It seems obvious that President Donald Trump is going to need a blockbuster economic revival if he hopes to win reelection in November.
Part of the equation to achieve that springback is to resist trade protectionist temptations. But will he?
While everyone likes the sentiment of bringing manufacturing jobs back to America, trade barriers have never been very effective. What has been effective for Trump, as more than 1 million blue-collar jobs have come back to these shores, has been a competitiveness brought on by cutting taxes, slashing regulations, and so on.
But protectionism against our friendly trading partners has started to rear its ugly head.
Here are three stark examples. First, steel and aluminum tariffs keep rising, and these have added to the costs of everything from beer to cars to building a new home. The cost of these tariffs, mostly against Canada, has been estimated by the Peterson Institute to cost consumers over $900,000 [for every job saved], multiple times the salaries of the workers. Now, beer and soft drink producers are claiming a shortage of cans, which will drive up prices at the grocery store.
Another emerging multibillion-dollar trade brawl involves mattresses and whether to allow their importation. Led by Leggett & Platt, Corsicana Mattress Co., and Elite Comfort Solutions, domestic companies are trying to manipulate U.S. trade laws and unfairly protect a dominant market share.
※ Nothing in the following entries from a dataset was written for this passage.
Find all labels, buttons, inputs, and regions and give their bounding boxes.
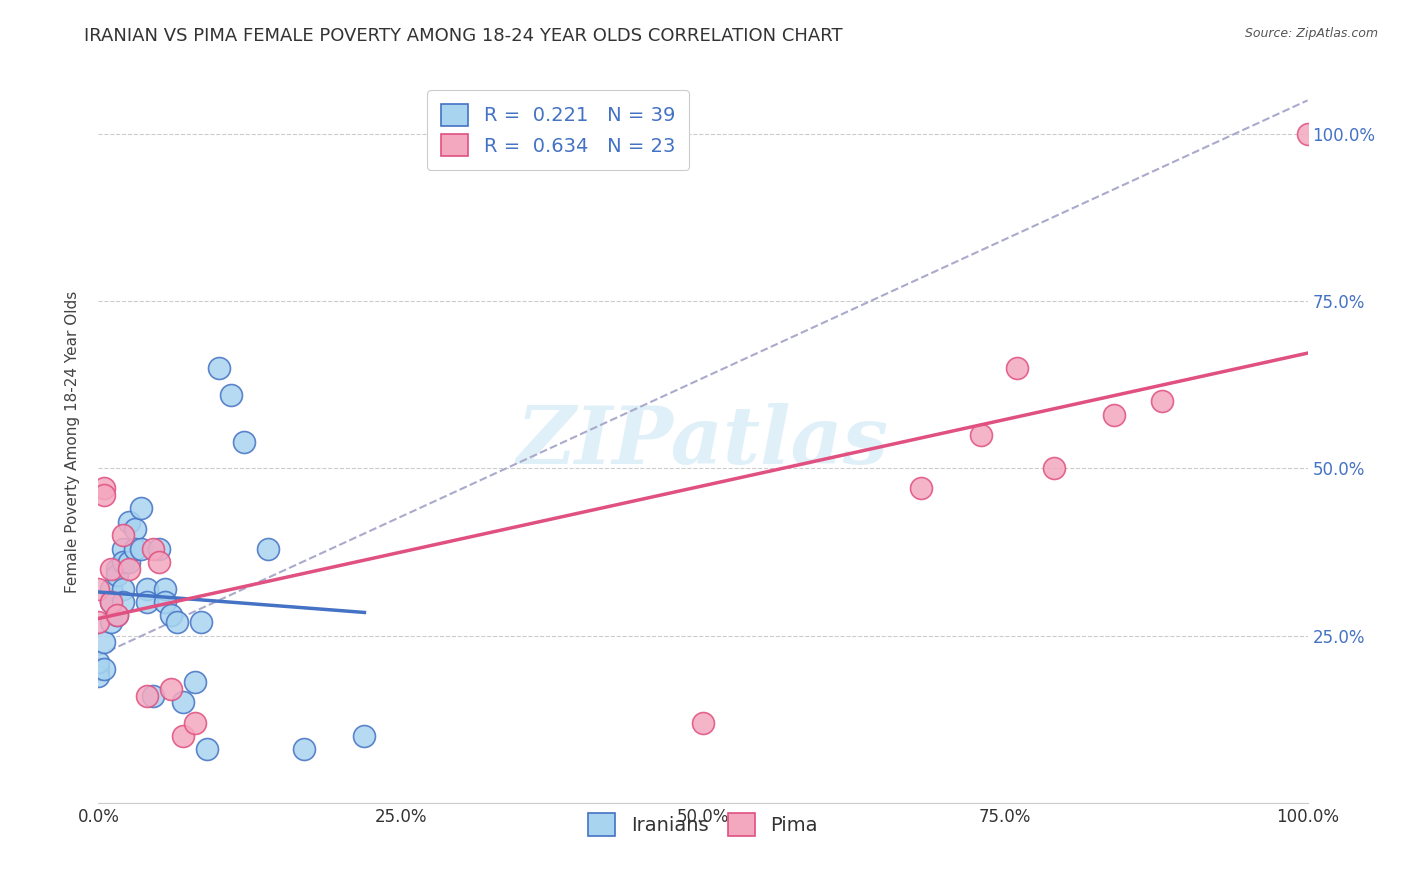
Point <box>256 541 278 556</box>
Point <box>124 521 146 535</box>
Point <box>111 595 134 609</box>
Point <box>172 696 194 710</box>
Point <box>353 729 375 743</box>
Point <box>1152 394 1174 409</box>
Legend: Iranians, Pima: Iranians, Pima <box>581 805 825 844</box>
Point <box>190 615 212 630</box>
Point <box>135 582 157 596</box>
Point <box>135 689 157 703</box>
Point <box>129 541 152 556</box>
Point <box>124 541 146 556</box>
Point <box>87 662 110 676</box>
Point <box>129 501 152 516</box>
Point <box>93 488 115 502</box>
Point <box>1007 361 1029 376</box>
Y-axis label: Female Poverty Among 18-24 Year Olds: Female Poverty Among 18-24 Year Olds <box>65 291 80 592</box>
Point <box>100 595 122 609</box>
Point <box>111 582 134 596</box>
Point <box>160 608 183 623</box>
Point <box>142 689 165 703</box>
Point <box>184 675 207 690</box>
Point <box>100 595 122 609</box>
Point <box>93 662 115 676</box>
Point <box>118 555 141 569</box>
Text: ZIPatlas: ZIPatlas <box>517 403 889 480</box>
Point <box>970 427 993 442</box>
Point <box>148 555 170 569</box>
Point <box>87 669 110 683</box>
Point <box>87 582 110 596</box>
Point <box>105 608 128 623</box>
Point <box>87 615 110 630</box>
Point <box>172 729 194 743</box>
Point <box>208 361 231 376</box>
Point <box>105 568 128 582</box>
Point <box>160 681 183 696</box>
Point <box>118 562 141 576</box>
Point <box>1042 461 1064 475</box>
Point <box>105 562 128 576</box>
Point <box>292 742 315 756</box>
Point <box>93 482 115 496</box>
Point <box>1102 408 1125 422</box>
Point <box>184 715 207 730</box>
Text: Source: ZipAtlas.com: Source: ZipAtlas.com <box>1244 27 1378 40</box>
Point <box>195 742 218 756</box>
Point <box>692 715 714 730</box>
Point <box>148 541 170 556</box>
Point <box>153 595 176 609</box>
Point <box>153 582 176 596</box>
Text: IRANIAN VS PIMA FEMALE POVERTY AMONG 18-24 YEAR OLDS CORRELATION CHART: IRANIAN VS PIMA FEMALE POVERTY AMONG 18-… <box>84 27 844 45</box>
Point <box>135 595 157 609</box>
Point <box>100 615 122 630</box>
Point <box>111 555 134 569</box>
Point <box>87 655 110 669</box>
Point <box>100 562 122 576</box>
Point <box>93 635 115 649</box>
Point <box>100 582 122 596</box>
Point <box>232 434 254 449</box>
Point <box>910 482 932 496</box>
Point <box>166 615 188 630</box>
Point <box>111 528 134 542</box>
Point <box>111 541 134 556</box>
Point <box>221 387 243 401</box>
Point <box>142 541 165 556</box>
Point <box>118 515 141 529</box>
Point <box>1296 127 1319 141</box>
Point <box>105 608 128 623</box>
It’s a case study in corporate welfare, under the guise of “protecting jobs.”
On March 31, this cadre of manufacturers filed multiple petitions alleging that the importation of mattresses from strong U.S. allies and trading partners in Southeast Asia is causing material injury to the domestic mattress industry. It’s a baseless claim, not to mention one laced with irony, as many of the petitioners, such as Tempur-Sealy, have expanded and watched their sales soar by nearly 20 percent in the current conditions.
If these companies succeed in securing the trade barriers, mattress distributors and retailers that import materials from partner countries such as Thailand, Malaysia, and Vietnam would see oppressive tariffs placed on their goods. This will eliminate thousands of domestic jobs, shrink margins for retailers, and significantly raise prices for consumers.
A recent survey published in CivicScience found “71 percent of Americans indicated they are at least somewhat concerned about the impact of recent trade policies and tariffs on their household expenses in the month of April.”
The mattress manufacturers have tried this ruse before. Many of these mattress manufacturers have paid hundreds of millions of dollars in heavy fines for attempts at price-fixing and violating antitrust laws in the past.
The U.S. Department of Justice recently raised the issue of higher costs and asked trade officials to “take the competitive effects of the ongoing pandemic and its likely aftermath—including potential effects on mattress prices for hospitals and other consumers and whether domestic supply can meet current demand—into account when assessing the extent to which domestic industry may be harmed by the conduct alleged in this case.”
Finally, there is the case of phosphate fertilizers. Mosaic Co., a domestic supplier, is requesting taxes on imported phosphate fertilizer of 71.5 percent for imports from Morocco and 31 percent for imports from Russia, in response to alleged foreign subsidies.
The American Farm Bureau Federation warns, “If these duties are imposed, production costs to farmers across the country for corn, soybeans, cotton, wheat and other crops will increase for the next planting season.” The Agricultural Retailers Association adds, “Granting this petition will very likely limit fertilizer supply options for America’s farmers and ranchers and increase their input costs.”
In each of these cases, consumers and some domestic producers get shafted and pay the price—when Americans are already squeezed financially. This all comes at a time when China should be the target, given Beijing’s rising threat to our economic and national security.
Even Trump conceded that “this is not the moment to engage in new trade fights with allies,” in a recent interview with The Wall Street Journal.
In this time of hopefully swift economic recovery, the Trump administration would be wise to resist special-interest trade protection rackets and concentrate on rebuilding American jobs through tax cuts and deregulation—which worked before and will work again.
Stephen Moore is an economics journalist, author, and columnist. The latest of many books he co-authored is “Trumponomics: Inside the America First Plan to Revive Our Economy.” Currently, Moore is also the chief economist for the Institute for Economic Freedom and Opportunity.
Views expressed in this article are the opinions of the author and do not necessarily reflect the views of The Epoch Times.